Henry Liu, a Chinese tour guide, was driving his tour bus near the Las Vegas Strip as he headed back to his hotel after a day’s work.
When he got closer to the Strip around 10:30 pm local time, he suddenly heard a burst of popping sounds.
“I thought it was fireworks at first, but then I realized it was the sound of gunshots,” Liu said. “I saw police cars fly past with sirens blaring, and the police were all fully armed.”
Scores of people were screaming, running, crying and trying to seek safety, Liu said.
When he finally got back to the hotel, a man knocked on his bus door, said that there were two people who were wounded in the mass shooting and they needed to be rushed to the nearby hospital’s emergency room.
Liu said the two people were severely wounded, a woman who was shot twice in the chest and a man who was covered in blood with a gunshot to his arm.
A woman who worked at the hotel’s reception desk said she was a local resident and provided directions to Liu who had to run several red lights and drive in the opposite direction, getting them to the hospital in seven minutes.
After Liu got back to the hotel, he helped to transport another man who was slightly wounded in the arm to the hospital.
Liu said there were three families in his tourist group who were traveling during the Chinese National Day holiday, with young children.
“It was a very terrifying and horrible experience for them,” he said.

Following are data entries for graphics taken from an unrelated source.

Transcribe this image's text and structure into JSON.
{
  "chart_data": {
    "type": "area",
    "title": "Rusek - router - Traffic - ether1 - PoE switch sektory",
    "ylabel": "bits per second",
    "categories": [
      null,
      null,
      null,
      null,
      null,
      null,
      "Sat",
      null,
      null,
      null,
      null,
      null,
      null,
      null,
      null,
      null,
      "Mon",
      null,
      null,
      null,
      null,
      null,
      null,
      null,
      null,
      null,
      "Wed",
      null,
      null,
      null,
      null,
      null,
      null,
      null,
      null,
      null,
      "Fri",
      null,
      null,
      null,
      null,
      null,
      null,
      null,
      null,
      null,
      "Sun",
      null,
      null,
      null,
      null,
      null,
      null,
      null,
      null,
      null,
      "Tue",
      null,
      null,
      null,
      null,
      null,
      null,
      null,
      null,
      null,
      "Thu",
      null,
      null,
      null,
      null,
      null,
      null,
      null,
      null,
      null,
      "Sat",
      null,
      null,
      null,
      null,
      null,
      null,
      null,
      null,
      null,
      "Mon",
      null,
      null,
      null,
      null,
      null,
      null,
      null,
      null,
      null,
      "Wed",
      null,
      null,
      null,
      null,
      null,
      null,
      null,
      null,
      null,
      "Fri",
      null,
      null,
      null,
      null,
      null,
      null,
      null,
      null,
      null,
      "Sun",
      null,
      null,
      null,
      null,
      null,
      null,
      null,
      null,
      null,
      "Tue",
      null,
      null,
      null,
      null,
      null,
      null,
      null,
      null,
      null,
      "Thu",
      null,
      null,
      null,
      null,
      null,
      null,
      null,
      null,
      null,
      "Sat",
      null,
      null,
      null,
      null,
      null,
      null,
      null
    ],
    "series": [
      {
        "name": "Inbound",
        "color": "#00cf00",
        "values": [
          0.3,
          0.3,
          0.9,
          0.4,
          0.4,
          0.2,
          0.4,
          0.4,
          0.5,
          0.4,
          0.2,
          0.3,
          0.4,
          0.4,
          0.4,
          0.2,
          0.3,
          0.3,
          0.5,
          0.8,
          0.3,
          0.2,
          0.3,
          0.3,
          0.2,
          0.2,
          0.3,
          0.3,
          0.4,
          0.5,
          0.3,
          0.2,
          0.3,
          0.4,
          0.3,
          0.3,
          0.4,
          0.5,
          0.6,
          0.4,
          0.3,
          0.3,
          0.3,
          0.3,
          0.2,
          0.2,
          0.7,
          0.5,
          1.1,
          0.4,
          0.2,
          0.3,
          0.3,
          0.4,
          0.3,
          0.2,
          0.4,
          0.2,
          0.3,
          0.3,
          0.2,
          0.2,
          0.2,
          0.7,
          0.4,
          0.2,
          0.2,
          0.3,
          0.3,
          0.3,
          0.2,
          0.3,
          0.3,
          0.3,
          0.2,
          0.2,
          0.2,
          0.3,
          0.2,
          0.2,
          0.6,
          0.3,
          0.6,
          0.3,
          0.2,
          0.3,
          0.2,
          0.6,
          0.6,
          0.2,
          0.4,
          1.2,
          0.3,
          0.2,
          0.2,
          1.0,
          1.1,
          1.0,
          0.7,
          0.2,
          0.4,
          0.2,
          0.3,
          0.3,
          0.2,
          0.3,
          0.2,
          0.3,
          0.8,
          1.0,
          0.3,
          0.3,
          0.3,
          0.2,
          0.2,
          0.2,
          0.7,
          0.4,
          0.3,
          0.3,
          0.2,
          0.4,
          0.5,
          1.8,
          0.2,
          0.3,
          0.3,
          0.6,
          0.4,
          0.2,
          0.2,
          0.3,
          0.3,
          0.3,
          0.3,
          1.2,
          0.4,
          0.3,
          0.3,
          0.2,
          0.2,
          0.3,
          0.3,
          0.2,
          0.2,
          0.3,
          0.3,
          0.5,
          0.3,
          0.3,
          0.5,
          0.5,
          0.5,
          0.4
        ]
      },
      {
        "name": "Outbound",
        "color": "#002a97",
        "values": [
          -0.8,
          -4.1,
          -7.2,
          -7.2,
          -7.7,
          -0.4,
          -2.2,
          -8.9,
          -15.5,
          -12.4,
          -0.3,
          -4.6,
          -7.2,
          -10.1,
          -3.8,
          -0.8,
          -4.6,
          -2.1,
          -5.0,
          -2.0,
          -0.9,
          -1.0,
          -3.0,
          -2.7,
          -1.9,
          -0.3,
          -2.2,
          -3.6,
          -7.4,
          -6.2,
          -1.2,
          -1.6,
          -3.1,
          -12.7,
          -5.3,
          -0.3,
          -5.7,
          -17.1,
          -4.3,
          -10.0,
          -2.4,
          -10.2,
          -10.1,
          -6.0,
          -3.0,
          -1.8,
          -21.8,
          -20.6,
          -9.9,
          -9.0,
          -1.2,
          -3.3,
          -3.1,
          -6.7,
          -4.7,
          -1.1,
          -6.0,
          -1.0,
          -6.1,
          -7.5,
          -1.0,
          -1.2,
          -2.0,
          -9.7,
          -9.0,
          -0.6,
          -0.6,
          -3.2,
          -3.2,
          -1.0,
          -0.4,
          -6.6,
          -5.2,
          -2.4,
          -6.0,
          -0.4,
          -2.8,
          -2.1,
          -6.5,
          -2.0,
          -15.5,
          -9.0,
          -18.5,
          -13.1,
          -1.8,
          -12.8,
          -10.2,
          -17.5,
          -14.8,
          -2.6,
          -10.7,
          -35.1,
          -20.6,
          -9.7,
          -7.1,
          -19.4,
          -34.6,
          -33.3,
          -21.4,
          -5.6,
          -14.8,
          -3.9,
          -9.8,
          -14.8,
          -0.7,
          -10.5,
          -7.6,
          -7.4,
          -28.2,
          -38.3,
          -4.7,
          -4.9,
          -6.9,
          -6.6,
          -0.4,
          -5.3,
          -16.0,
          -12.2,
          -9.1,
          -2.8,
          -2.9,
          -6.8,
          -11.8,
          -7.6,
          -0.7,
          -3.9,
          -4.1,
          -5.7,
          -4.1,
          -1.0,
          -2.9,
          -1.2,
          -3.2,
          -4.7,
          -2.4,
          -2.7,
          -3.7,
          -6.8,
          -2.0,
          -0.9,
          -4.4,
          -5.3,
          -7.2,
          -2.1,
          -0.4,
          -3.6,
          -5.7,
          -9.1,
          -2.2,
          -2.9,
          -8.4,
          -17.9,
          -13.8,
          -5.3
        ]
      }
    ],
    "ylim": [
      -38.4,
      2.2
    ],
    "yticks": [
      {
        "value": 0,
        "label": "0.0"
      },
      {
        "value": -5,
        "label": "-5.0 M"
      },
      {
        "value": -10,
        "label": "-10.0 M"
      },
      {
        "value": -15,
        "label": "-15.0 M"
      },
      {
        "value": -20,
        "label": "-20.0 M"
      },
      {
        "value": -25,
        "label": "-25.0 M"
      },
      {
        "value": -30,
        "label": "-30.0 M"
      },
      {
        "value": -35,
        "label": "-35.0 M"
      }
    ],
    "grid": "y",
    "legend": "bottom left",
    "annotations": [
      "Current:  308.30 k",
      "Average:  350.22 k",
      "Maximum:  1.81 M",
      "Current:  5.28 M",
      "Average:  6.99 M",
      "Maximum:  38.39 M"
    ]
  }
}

Others in the city stepped up to donate blood for the victims.
Fiona Hu, who lives by the Las Vegas Strip, arrived at United Blood Services at around 7:20 am and saw people were already lined up. She waited for two hours, but still couldn’t get in.
“Many volunteers were passing out water, coffee, and snacks while we were waiting,” said Hu. “There were so many people, so I had to wait for a parking spot for a long time.”
Hu was told it would be better to arrange an appointment online in advance, but when she got home, she found all donation centers had been booked and did not take reservations anymore.
“I’ll check if tomorrow I can get an appointment,” Hu said. “There are hundreds of people wounded, so I decided to donate my blood-my blood type is O.”
She said she heard the music suddenly stopped last night, and noise from helicopters and police cars from her home. “I thought it was just pistol gunfire at first, but then I heard from my friend that it was a mass shooting,” Hu added.
Julie Scott, a spokesperson for United Blood Services, told ABC News that the wait is reportedly between five and six hours for people who are currently in line at any of the three donation sites in and around Las Vegas.
On social media, people posted pictures from blood-donation sites around Las Vegas and other cities in Nevada and shared locations where people could donate.
The Las Vegas Metropolitan Police Department provided a list of donation centers on Twitter, and it circulated widely, according to The New York Times.
Sun Chao, manager of Golden Eagle Travel USA, a Chinese travel agency headquartered in New York with a branch in Los Angeles, told China Daily that the travel agency had more than 40 Chinese tourists and guides in Las Vegas on Sunday night when the shooting happened.
The tourists were in Aria Resort & Casino, which is 1.5 miles from the Mandalay Bay Resort & Casino, where the gunman stayed, and Westgate Resort & Casino, about five miles from Mandalay. “They are in a safe situation but are scared,” Sun said.